New data from the U.S. Centers for Disease Control and Prevention (CDC) reportedly confirm the safety of the mRNA COVID-19 vaccine during pregnancy. Ongoing surveillance programs have found no safety concerns or increased miscarriage rates for the vaccine. The U.S. CDC is also following thousands of pregnant women as part of a large ongoing project called v-safe to track side effects of the COVID-19 vaccine.
The program, called the v-safe COVID-19 Vaccine Pregnancy Registry, is known to have more than 100,000 pregnant women participating in the program.
The first results of the surveillance study were peer-reviewed and published in The New England Journal of Medicine in June of this year. The study found no unusual side effects or pregnancy complications in those who received the vaccine during or before pregnancy.
This new analysis of v-safe data focuses more specifically on pregnancy loss in the first 20 weeks of pregnancy. The not-yet-peer-reviewed study included 2,456 people who received the COVID-19 mRNA vaccine before pregnancy or during the first 20 weeks of pregnancy.
Approximately 13% of subjects in this study experienced a miscarriage in the first 20 weeks of pregnancy.

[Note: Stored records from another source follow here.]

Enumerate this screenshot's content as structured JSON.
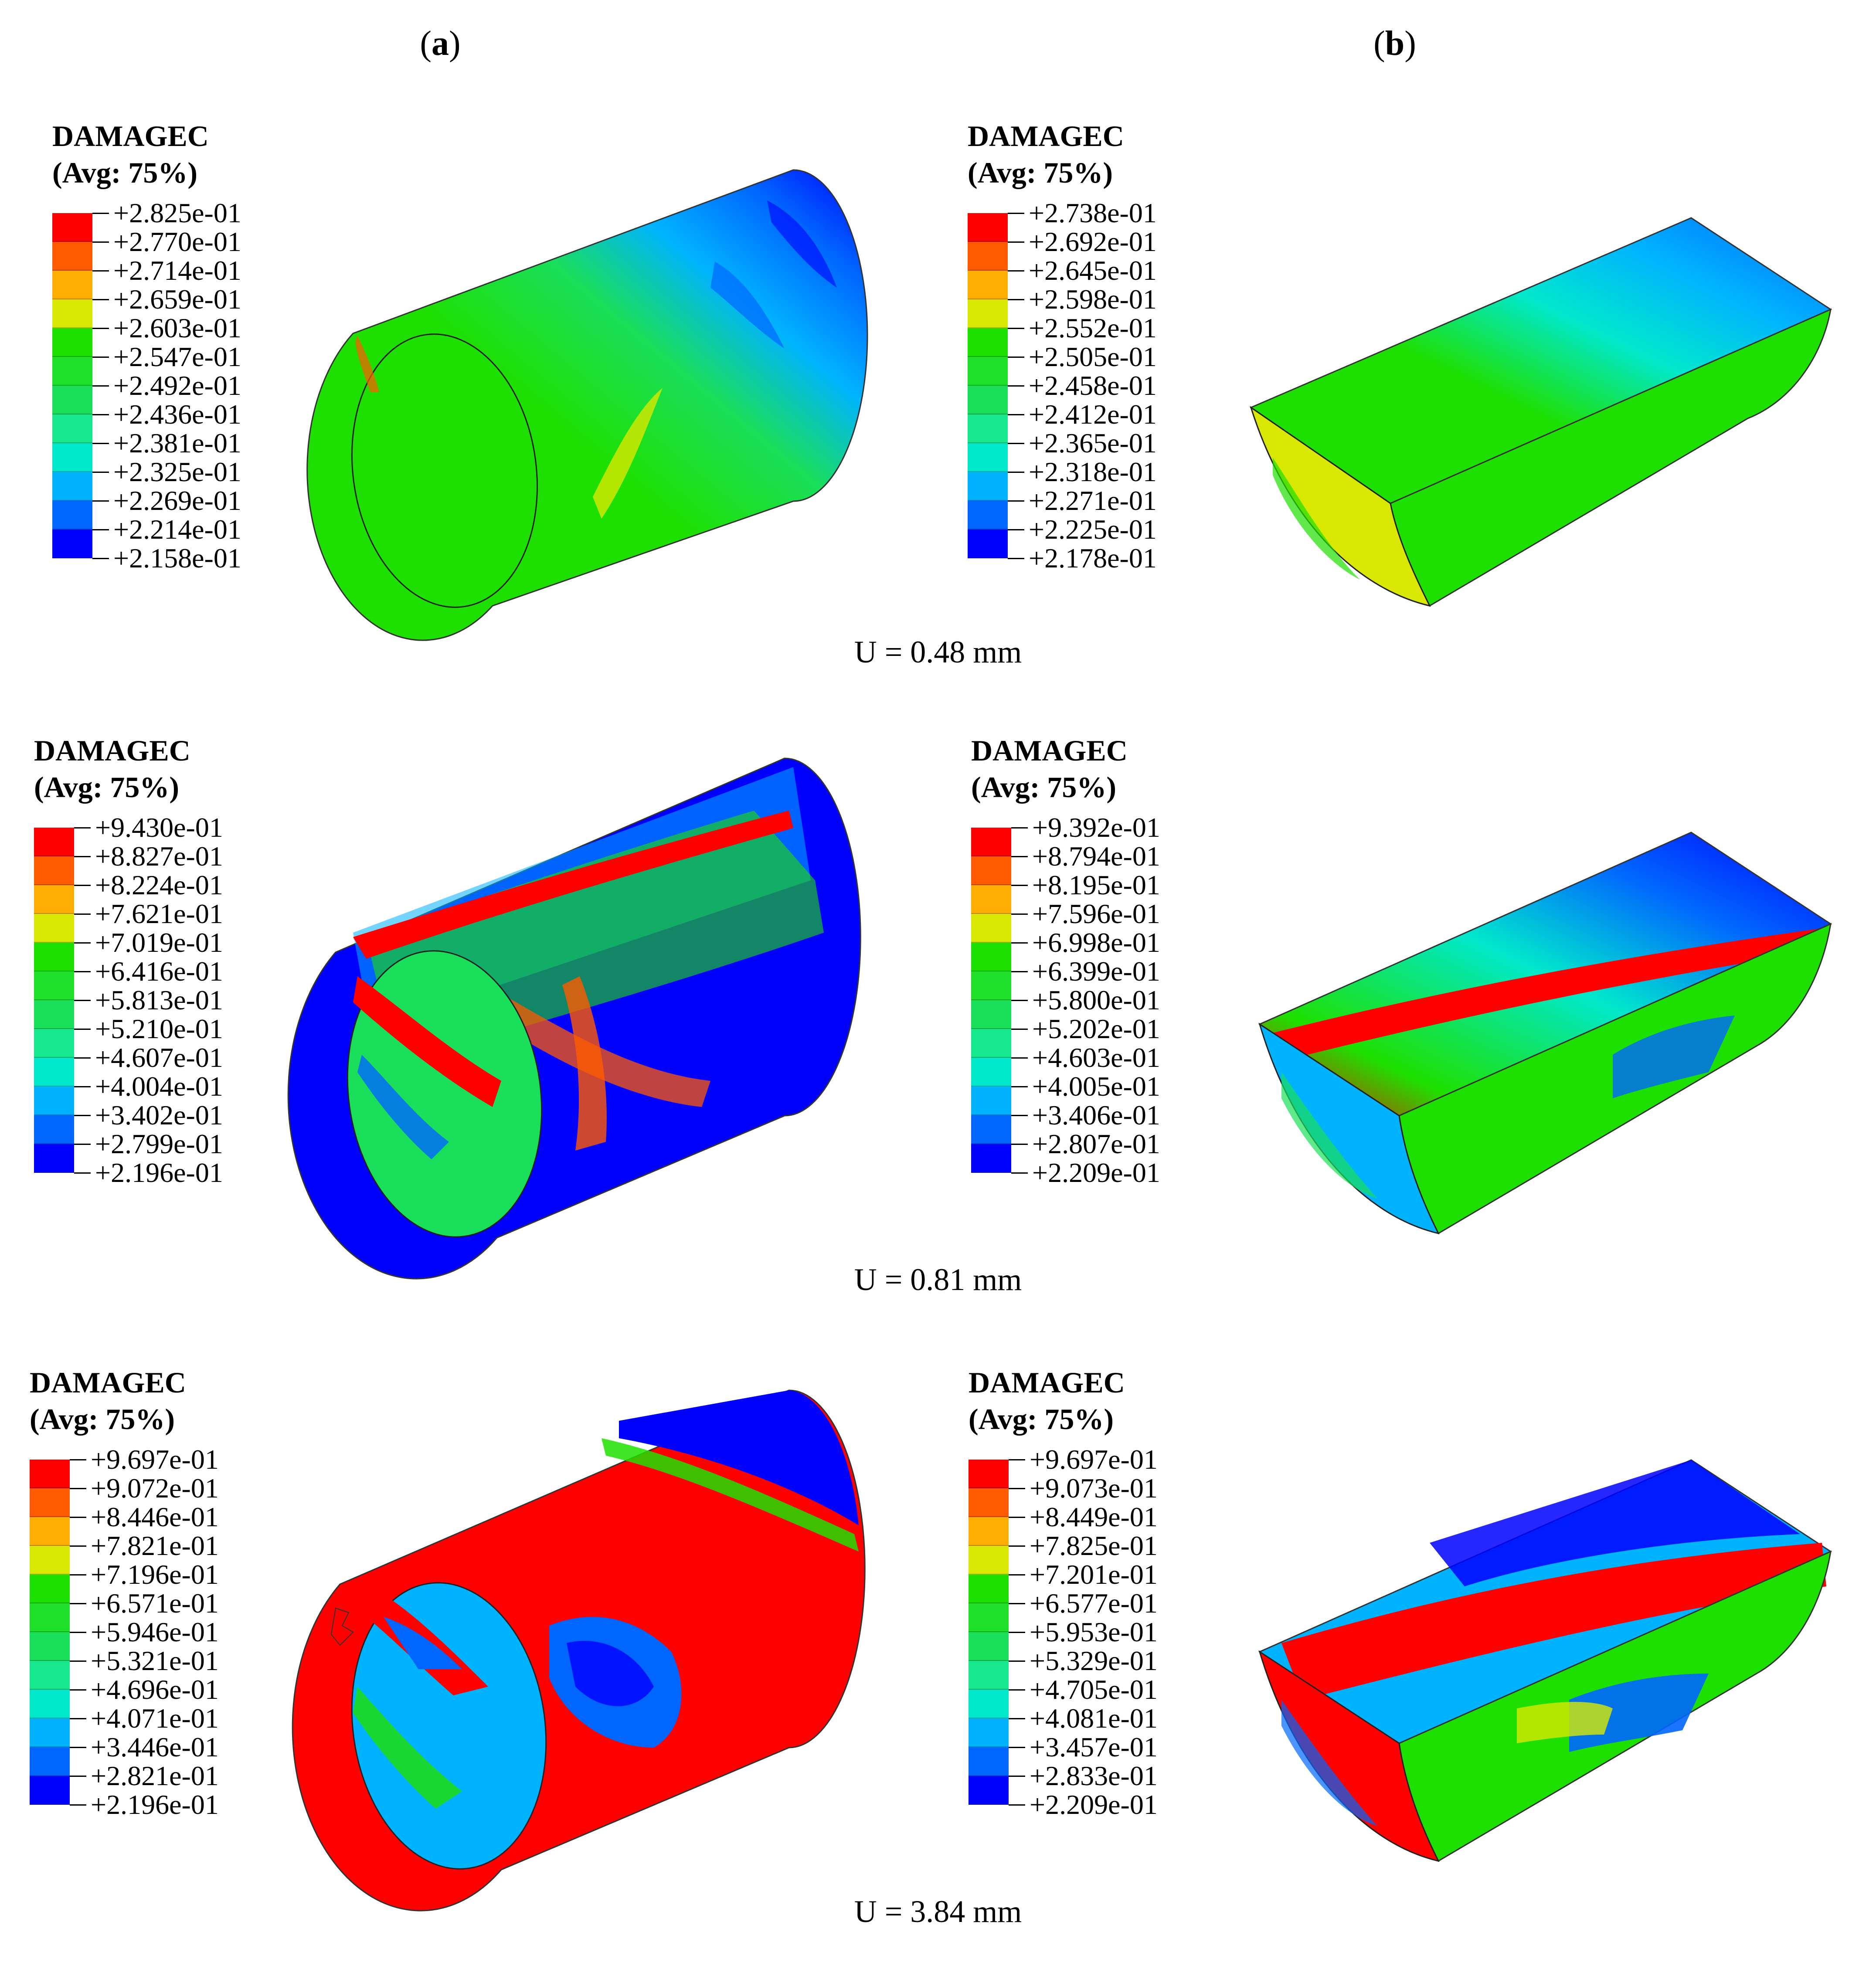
{
  "columns": {
    "a": {
      "open": "(",
      "letter": "a",
      "close": ")"
    },
    "b": {
      "open": "(",
      "letter": "b",
      "close": ")"
    }
  },
  "colors": {
    "scale": [
      "#ff0000",
      "#ff5a00",
      "#ffad00",
      "#d8e800",
      "#1ee000",
      "#1ee028",
      "#19df5a",
      "#18e88d",
      "#00e8cc",
      "#00b3ff",
      "#0066ff",
      "#0000ff"
    ]
  },
  "rows": [
    {
      "caption": "U = 0.48 mm",
      "left": {
        "title": "DAMAGEC",
        "avg": "(Avg: 75%)",
        "ticks": [
          "+2.825e-01",
          "+2.770e-01",
          "+2.714e-01",
          "+2.659e-01",
          "+2.603e-01",
          "+2.547e-01",
          "+2.492e-01",
          "+2.436e-01",
          "+2.381e-01",
          "+2.325e-01",
          "+2.269e-01",
          "+2.214e-01",
          "+2.158e-01"
        ]
      },
      "right": {
        "title": "DAMAGEC",
        "avg": "(Avg: 75%)",
        "ticks": [
          "+2.738e-01",
          "+2.692e-01",
          "+2.645e-01",
          "+2.598e-01",
          "+2.552e-01",
          "+2.505e-01",
          "+2.458e-01",
          "+2.412e-01",
          "+2.365e-01",
          "+2.318e-01",
          "+2.271e-01",
          "+2.225e-01",
          "+2.178e-01"
        ]
      }
    },
    {
      "caption": "U = 0.81 mm",
      "left": {
        "title": "DAMAGEC",
        "avg": "(Avg: 75%)",
        "ticks": [
          "+9.430e-01",
          "+8.827e-01",
          "+8.224e-01",
          "+7.621e-01",
          "+7.019e-01",
          "+6.416e-01",
          "+5.813e-01",
          "+5.210e-01",
          "+4.607e-01",
          "+4.004e-01",
          "+3.402e-01",
          "+2.799e-01",
          "+2.196e-01"
        ]
      },
      "right": {
        "title": "DAMAGEC",
        "avg": "(Avg: 75%)",
        "ticks": [
          "+9.392e-01",
          "+8.794e-01",
          "+8.195e-01",
          "+7.596e-01",
          "+6.998e-01",
          "+6.399e-01",
          "+5.800e-01",
          "+5.202e-01",
          "+4.603e-01",
          "+4.005e-01",
          "+3.406e-01",
          "+2.807e-01",
          "+2.209e-01"
        ]
      }
    },
    {
      "caption": "U = 3.84 mm",
      "left": {
        "title": "DAMAGEC",
        "avg": "(Avg: 75%)",
        "ticks": [
          "+9.697e-01",
          "+9.072e-01",
          "+8.446e-01",
          "+7.821e-01",
          "+7.196e-01",
          "+6.571e-01",
          "+5.946e-01",
          "+5.321e-01",
          "+4.696e-01",
          "+4.071e-01",
          "+3.446e-01",
          "+2.821e-01",
          "+2.196e-01"
        ]
      },
      "right": {
        "title": "DAMAGEC",
        "avg": "(Avg: 75%)",
        "ticks": [
          "+9.697e-01",
          "+9.073e-01",
          "+8.449e-01",
          "+7.825e-01",
          "+7.201e-01",
          "+6.577e-01",
          "+5.953e-01",
          "+5.329e-01",
          "+4.705e-01",
          "+4.081e-01",
          "+3.457e-01",
          "+2.833e-01",
          "+2.209e-01"
        ]
      }
    }
  ]
}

In the general population, miscarriage occurs in 11 to 16 percent of pregnancies, so this new data confirms that the mRNA – COVID-19 vaccine does not increase a person’s risk of early pregnancy miscarriage.
Previous studies have not found that the mRNA vaccine causes preterm birth or abnormalities in newborns. v-safe surveillance is ongoing and will continue to follow pregnancies in the U.S. for signs of adverse vaccine reactions.
U.S. CDC Director Rochelle Walensky noted, “The Centers for Disease Control and Prevention encourages all people who are pregnant or considering pregnancy and those who are breastfeeding to get vaccinated to protect themselves from COVID-19. The vaccine is safe and effective, and as we face highly infectious delta virus variants and see the serious consequences of COVID-19 in unvaccinated pregnant women, increasing vaccination has never been more urgent.”
While there is no indication to date that the COVID-19 vaccine can have adverse effects on pregnant women, there is clear evidence that COVID-19 infection may have adverse effects on pregnancy. British researchers have found that pregnant women are at higher risk for serious COVID-19 disease and twice as likely to deliver prematurely as others.